ABC’s overlooked comedy gem came to an end this week after nine seasons of sweet and sincere purposeful mediocrity. The Middle was a kind show with a big heart that celebrated the unremarkable and, in its uncompromising “middle”-ness, made large swaths of viewers feel seen in a way no other TV show accomplished. There was something remarkable about the averageness of the Heck family- they lived in the middle of the country in a mid-sized town, they didn’t have much money but they had more than some, they were happy but not too happy and close but not too close, they even looked pretty normal rather than looking like a Hollywood version of “normal”. There was nothing remarkable about them but, for nine seasons, we spent Wednesdays (then eventually Tuesdays) with them and, by delving into the struggles and insecurities and relatable humdrum realities of averageness, the writers proved over and over that everyone’s story is worth telling, no matter how unremarkable.

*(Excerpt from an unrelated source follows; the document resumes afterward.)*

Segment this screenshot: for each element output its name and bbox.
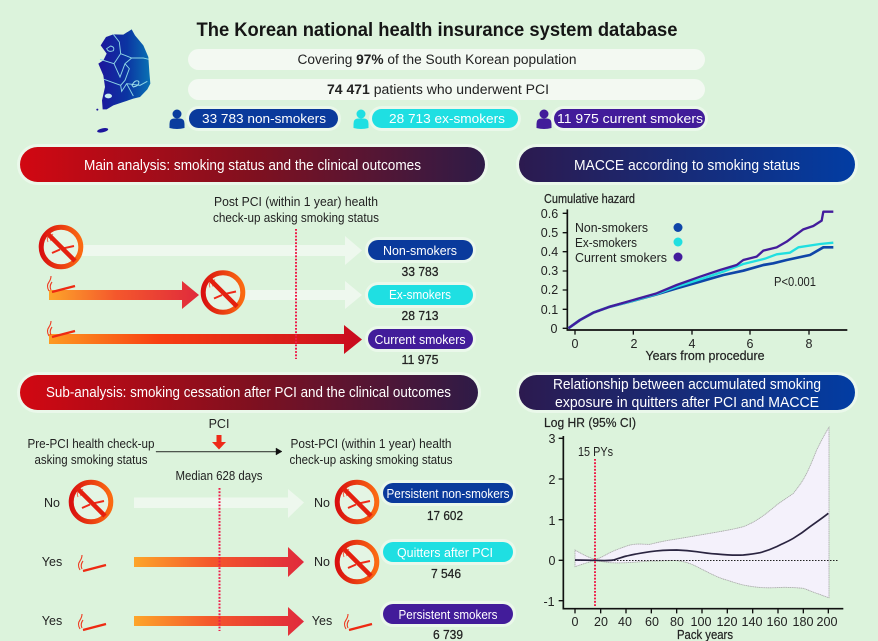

The final episode of The Middle was a two-parter that, perhaps appropriately, was a little bit average. Far from one of the series’ best episodes, “A Heck of a Ride” was solid but not brilliant, delivering expected closure with expected loveliness and expected moderate laughs. Anything else wouldn’t have felt quite right.

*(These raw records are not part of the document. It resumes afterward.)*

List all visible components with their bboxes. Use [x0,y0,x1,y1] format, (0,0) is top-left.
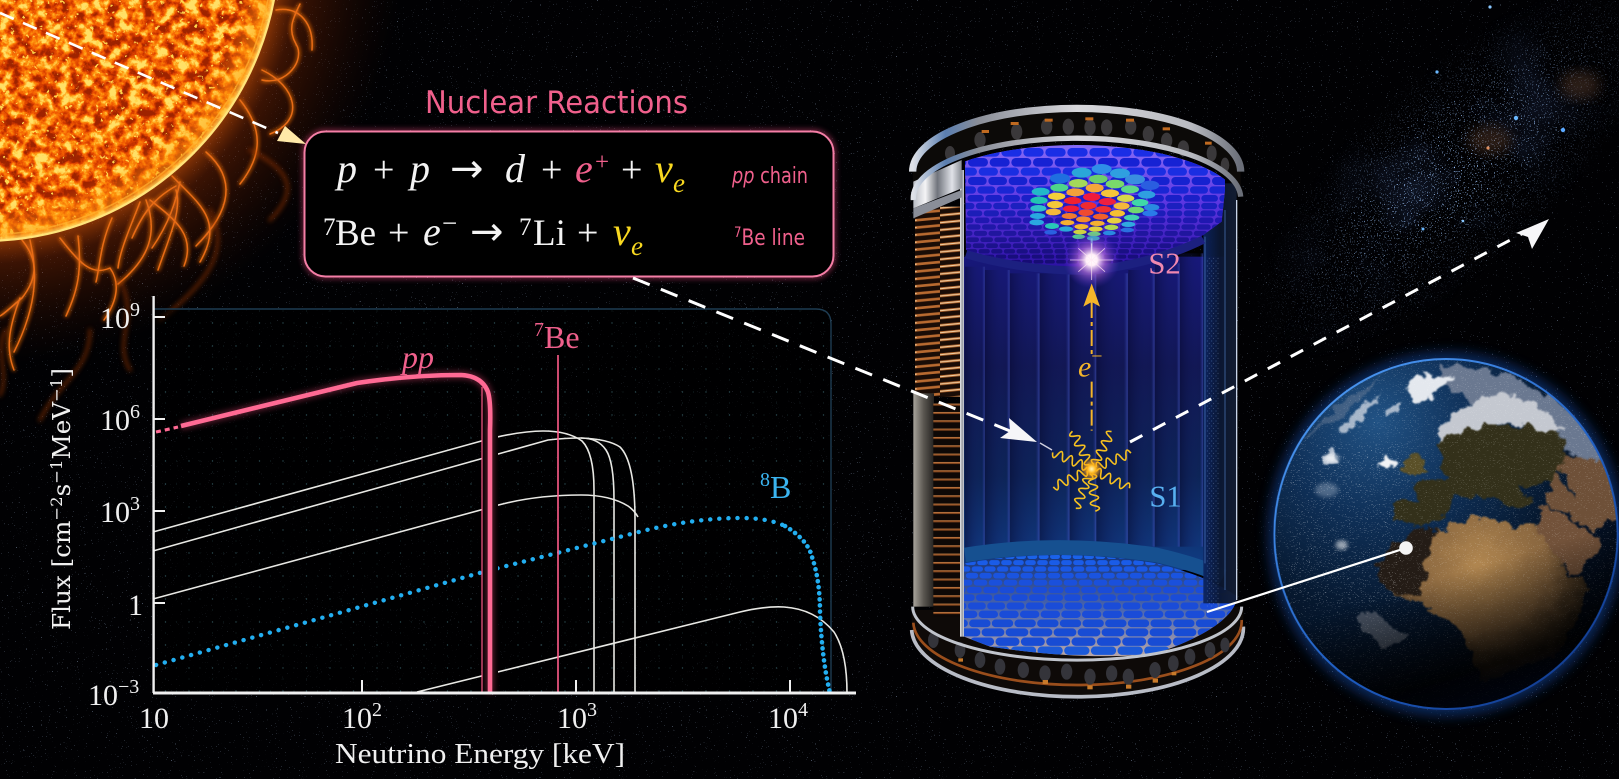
equation: 7Be line: Be [335,213,376,254]
arrow: reactions box to detector [633,278,1052,450]
equation: 7Be line: − [442,208,457,238]
x tick labels: 10 [139,702,169,735]
label: S1: S1 [1149,480,1182,514]
S2 flash [1063,232,1120,288]
equation: pp chain: d [505,146,526,191]
y axis title: s [48,484,76,496]
equation: 7Be line: e [423,209,441,254]
upper PMT band [913,108,1241,218]
y tick labels: 6 [130,401,140,423]
heat map cells [1029,164,1159,241]
white spectra curves [153,431,847,693]
equation: 7Be line: 7 [519,214,532,241]
pp spectrum [156,375,490,693]
equation: 7Be line: + [388,212,409,254]
arrow: sun to reactions box [0,13,306,144]
equation: 7Be line: ν [613,209,631,254]
solar flares [0,4,312,420]
x tick labels: 3 [587,699,597,721]
chart: neutrino flux vs energy [47,296,856,770]
y axis title: −1 [47,459,66,484]
earth [1268,352,1619,716]
equation: pp chain: + [595,149,609,176]
y tick labels [88,299,143,712]
northern ice and clouds [1300,363,1619,647]
y axis title: Flux [cm [48,523,76,630]
back wall panels [964,253,1224,570]
asia [1547,450,1619,530]
panel: nuclear reactions box [304,132,834,276]
y axis title: −2 [47,496,66,521]
y axis title: ] [48,368,76,378]
equation: 7Be line: 7 [323,214,336,241]
equation: pp chain: ν [655,146,673,191]
label: pp chain: pp chain [731,164,808,189]
equation: pp chain: + [621,149,642,191]
bottom PMT array [913,543,1242,663]
title: Nuclear Reactions: Nuclear Reactions [425,85,688,121]
y tick labels: 10 [88,679,118,712]
equation: 7Be line: e [631,231,643,261]
curve label: 8B: B [770,469,791,505]
equation: pp chain: p [334,146,357,191]
curve label: 8B: 8 [760,469,770,491]
curve label: pp: pp [400,339,434,375]
equation: 7Be line: + [577,212,598,254]
equation: 7Be line: → [470,209,504,255]
y axis title: MeV [48,401,76,459]
solar disc [0,0,279,241]
x tick labels: 10 [768,702,798,735]
y tick labels: 10 [100,496,130,529]
right column: transparent shell [1203,183,1237,607]
globe surface [1270,357,1619,713]
y axis title: −1 [47,378,66,402]
y tick labels: 1 [128,589,143,622]
equation: pp chain: p [407,146,430,191]
equation: pp chain: e [673,168,685,198]
electron drift arrow [1083,283,1100,431]
axes with ticks [153,296,856,693]
y tick labels: 3 [130,493,140,515]
left column: copper coil [913,170,964,637]
x tick labels [139,699,808,735]
y tick labels: −3 [118,676,139,698]
y tick labels: 9 [130,299,140,321]
curve label: 7Be: 7 [534,319,544,341]
arabia [1540,503,1602,577]
equation: pp chain: e [575,146,593,191]
arrow: detector outgoing neutrino [1130,219,1549,442]
label: 7Be line: 7 [734,225,742,241]
equation: pp chain [334,146,685,198]
sun with flares [0,0,403,420]
x tick labels: 10 [342,702,372,735]
chart frame and grid [154,309,831,693]
8B dotted spectrum [156,518,830,693]
x tick labels: 4 [798,699,808,721]
europe [1393,425,1567,528]
lower PMT band [912,607,1243,697]
7Be line spectrum [557,355,559,693]
x tick labels: 2 [372,699,382,721]
label: electron: − [1091,346,1103,368]
equation: pp chain: + [373,149,394,191]
africa [1377,517,1587,683]
x axis title: Neutrino Energy [keV] [335,738,625,770]
equation: pp chain: → [450,146,484,192]
pointer: earth location to detector [1207,541,1413,612]
equation: pp chain: + [541,149,562,191]
detector: cut-away cylinder [912,108,1243,697]
night shadow [1308,538,1616,708]
y tick labels: 10 [100,404,130,437]
label: S2: S2 [1148,246,1181,280]
S1 scintillation burst [1051,429,1133,512]
label: electron: e [1078,351,1091,384]
y tick labels: 10 [100,302,130,335]
label: 7Be line: Be line [742,226,805,251]
equation: 7Be line: Li [533,213,566,254]
top PMT array with heat map [913,138,1241,271]
curve label: 7Be: Be [544,319,580,355]
clouds speck layer [1273,358,1619,712]
equation: 7Be line [323,208,643,261]
x tick labels: 10 [557,702,587,735]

The standout moments, at least for me, aligned pretty cleanly with the elements of the show I always liked best. I was never a Frankie fan (Patricia Heaton never rings particularly true for me) and Brick only worked when they really lined his story up beautifully, but the other three Hecks always hit me straight in the heart. The one moment we all knew would be in the finale was a romantic triumph for long-suffering Sue whose earnest entanglements had long been a highlight of the show. The slow-burn setup that led to her inevitable breakthrough with kind neighbour Sean made the payoff pretty sweet, especially considering how easily Eden Sher had welded the audience’s hearts to Sue’s over the course of nine seasons of trying and trying some more. I can’t think of any other TV character quite like Sue Heck with her relentless failure and immovable optimism. Sometimes I think Sue Heck was the role model we didn’t know we all needed and I’ll miss her dearly now that she’s gone.

The other great moment of the episode (probably the best moment of the episode) involved Mike giving Axl his father’s old watch. It was inscribed with the latitude and longitude of the family house “so he never forgets where he came from”, which is eye-roll cheesy but sincere and adorable in the most Middle-y way. Mike’s the best thing about The Middle and I refuse to hear arguments otherwise. Charlie McDermott’s wonderfully id-driven Axl works for similar reasons but, in such a sentimental show, the stoicism of Neil Flynn’s patriarch was always the ingredient that made the show palatable. Plainspoken, simple, stubborn, and just deeply deeply normal, Mike was a character who somehow embodied the problems of his demographic without succumbing to them and his fundamental kindness was always the show’s most moving feature.

I’ll miss the Hecks. And I’ll miss The Middle. Through nine seasons the characters grew and changed and moved on and upwards and it was a pleasure to watch them do it. In the end, what was perhaps the most refreshing was the writers’ refusal to make moving on and upwards a move away from “the middle”. Only oddball Brick (Atticus Shaffer) ended up with a life one couldn’t call average (he becomes a famous novelist… and I like to think he ended up with Cindy but I don’t think that was confirmed). The narration (always my least favourite part of the show) informed us that Mike and Frankie “never won the lottery”- they never made it big with online casinos or placed the right bet on the right Colts game- and they never fixed any of the many things broken in their house. Sue married Sean (reverend Tim Tom officiated) and got the hotel job she’d been training for since the insightful episode when she finally gave up on her big crazy dreams in favour of reasonable happiness. Axl moved away for a corporate job, but he ended up back in Orson, married to Lexie, with three boys just like him. It all ended up right where it should have ended up- characters grew and changed and moved on and upwards but at the end of the day they came out somewhere in the middle, as most of us do, and there’s nothing wrong with that.